La vera rivoluzione in casa Ducati iniziò alla fine degli anni ’90 con l’introduzione della ST (sport-turismo) una serie di motociclette sportive dall’utilizzo maggiormente fruibile, più protettive e comode anche per il passeggero ed in grado di poter essere facilmente equipaggiabili con borse e bauletti per i bagagli necessari ad affrontare lunghi viaggi. Con l’arrivo del nuovo millennio Ducati iniziò a sfornare nuovi modelli come Multistrada, Hypermotard, Diavel, XDiavel e il nuovo Scrambler abbandonando definitivamente la nicchia e proponendosi come un marchio premium a 360°.
Ma perchè Ducati è cambiata? Fondamentalmente per restare al passo coi tempi: il contesto sociale è mutato e con esso anche il modo di produrre le moto; i nuovi modelli sono serviti per accaparrarsi nuove fette di mercato e nuovi estimatori del marchio, tanto da surclassare nelle vendite quelle che sono sempre state il loro cavallo di battaglia: le supersportive.
Questo settore infatti è proprio quello che negli ultimi anni ha subito il maggior colpo a livello commerciale: pensate cosa ne sarebbe stato di Ducati se non avesse diversificato la sua offerta. In realtà la Panigale, la maxi sportiva di casa, è la prima della sua categoria a comparire nella top 100, piazzandosi al cinquantasettesimo posto con 197 unità immatricolate tra gennaio e maggio del 2017 in Italia.
Ma allora qual è la moto da produrre? Per quanto riguarda il mercato italiano, sicuramente occorre avere a listino una buona “crossover”, detta comunemente enduro stradale. Ogni Casa costruttrice ha la sua proposta e le prime tre posizioni della classifica delle moto più vendute sono occupate da moto di questa categoria seppur con caratteristiche differenti: per quanto riguarda Ducati, la Multistrada è l’arma vincente anche se lo Scrambler continua ad essere il modello di Borgo Panigale più venduto. La crossover di casa quest’anno viene prodotta in tre varianti differenti: 950, 1200 e 1200 Enduro. Insieme riescono a totalizzare 1529 unità vendute, sopravanzando le vendite unificate dello Scrambler in versione 800 e 400, ferme a 1421 unità. Senza contare che per fare il prezzo di acquisto medio di una Multi servono circa due Scrambler.
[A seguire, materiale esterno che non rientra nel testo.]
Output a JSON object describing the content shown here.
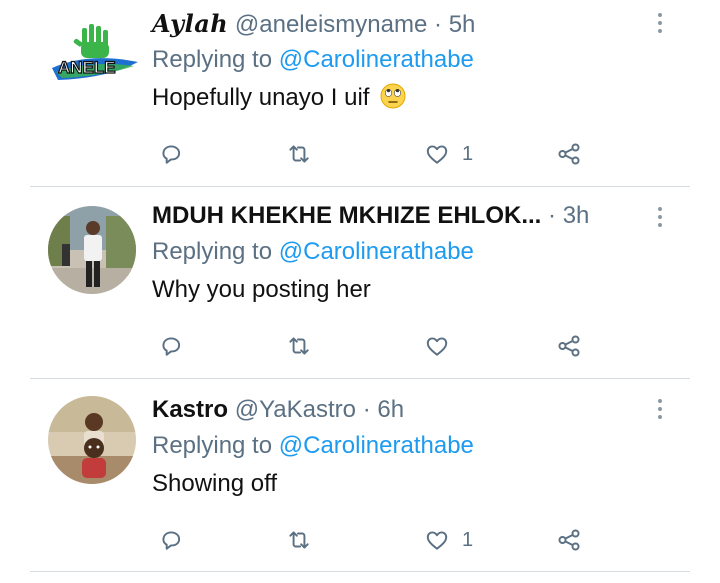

La vera mattatrice di questo successo è la neonata 950, la vera versione mancante, con il rapporto prezzo/prestazioni/finiture più alla portata di tutti; la concezione di crossover in casa Ducati equivale a Superbike con manubrio alto e guardando le schede tecniche si nota un dato che fa un po’ sorridere: la “piccola” della famiglia dispone della potenza che a suo tempo era ad appannaggio della prima 916 stradale, la Superbike per antonomasia, mentre la 1200 dispone di quella della 1098 erede naturale del mito Ducati.
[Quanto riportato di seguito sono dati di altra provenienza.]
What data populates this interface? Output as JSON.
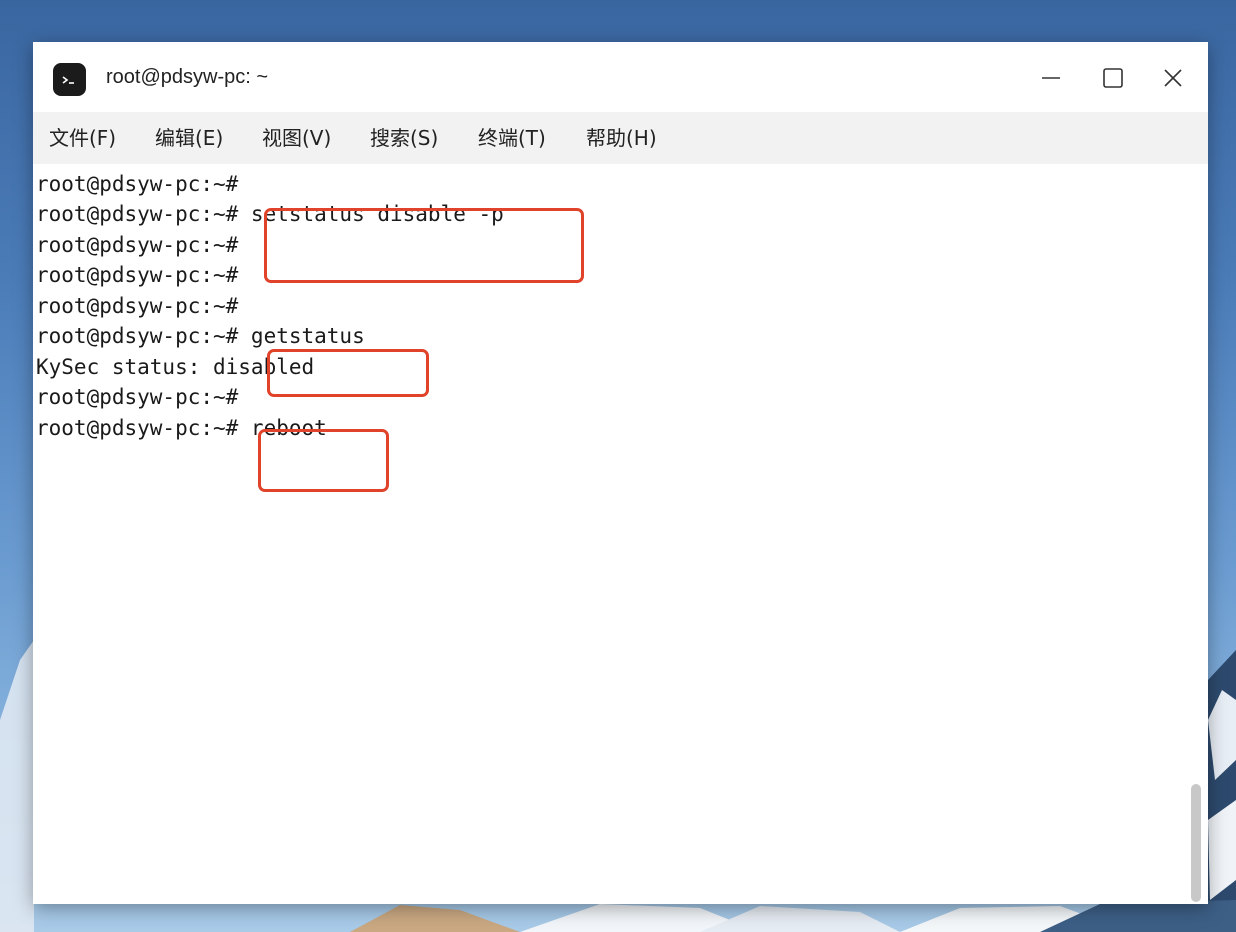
{
  "window": {
    "title": "root@pdsyw-pc: ~",
    "icon": "terminal-icon",
    "controls": [
      "minimize-icon",
      "maximize-icon",
      "close-icon"
    ]
  },
  "menu": [
    {
      "label": "文件(F)"
    },
    {
      "label": "编辑(E)"
    },
    {
      "label": "视图(V)"
    },
    {
      "label": "搜索(S)"
    },
    {
      "label": "终端(T)"
    },
    {
      "label": "帮助(H)"
    }
  ],
  "terminal": {
    "lines": [
      "root@pdsyw-pc:~#",
      "root@pdsyw-pc:~# setstatus disable -p",
      "root@pdsyw-pc:~#",
      "root@pdsyw-pc:~#",
      "root@pdsyw-pc:~#",
      "root@pdsyw-pc:~# getstatus",
      "KySec status: disabled",
      "root@pdsyw-pc:~#",
      "root@pdsyw-pc:~# reboot"
    ]
  },
  "colors": {
    "highlight": "#e0432a",
    "menubar": "#f2f2f2",
    "desktop": "#4b7cb8"
  }
}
A questo punto c’è da chiedersi se la sportività sia rimasta nel DNA Ducati, e la risposta non può che essere positiva. La sola cosa ad essere cambiata è il concetto stesso di sportività che è passato da rude e scomodo, a qualcosa di più easy, alla portata di tutti grazie all’elettronica che riesce a rendere gestibili le potenze che fino a qualche anno fa erano ad appannaggio delle Superbike replica e gestite solo dai più smaliziati. Un nuovo modo di intendere e comunicare l’identità di un marchio, che sta vincendo sul mercato.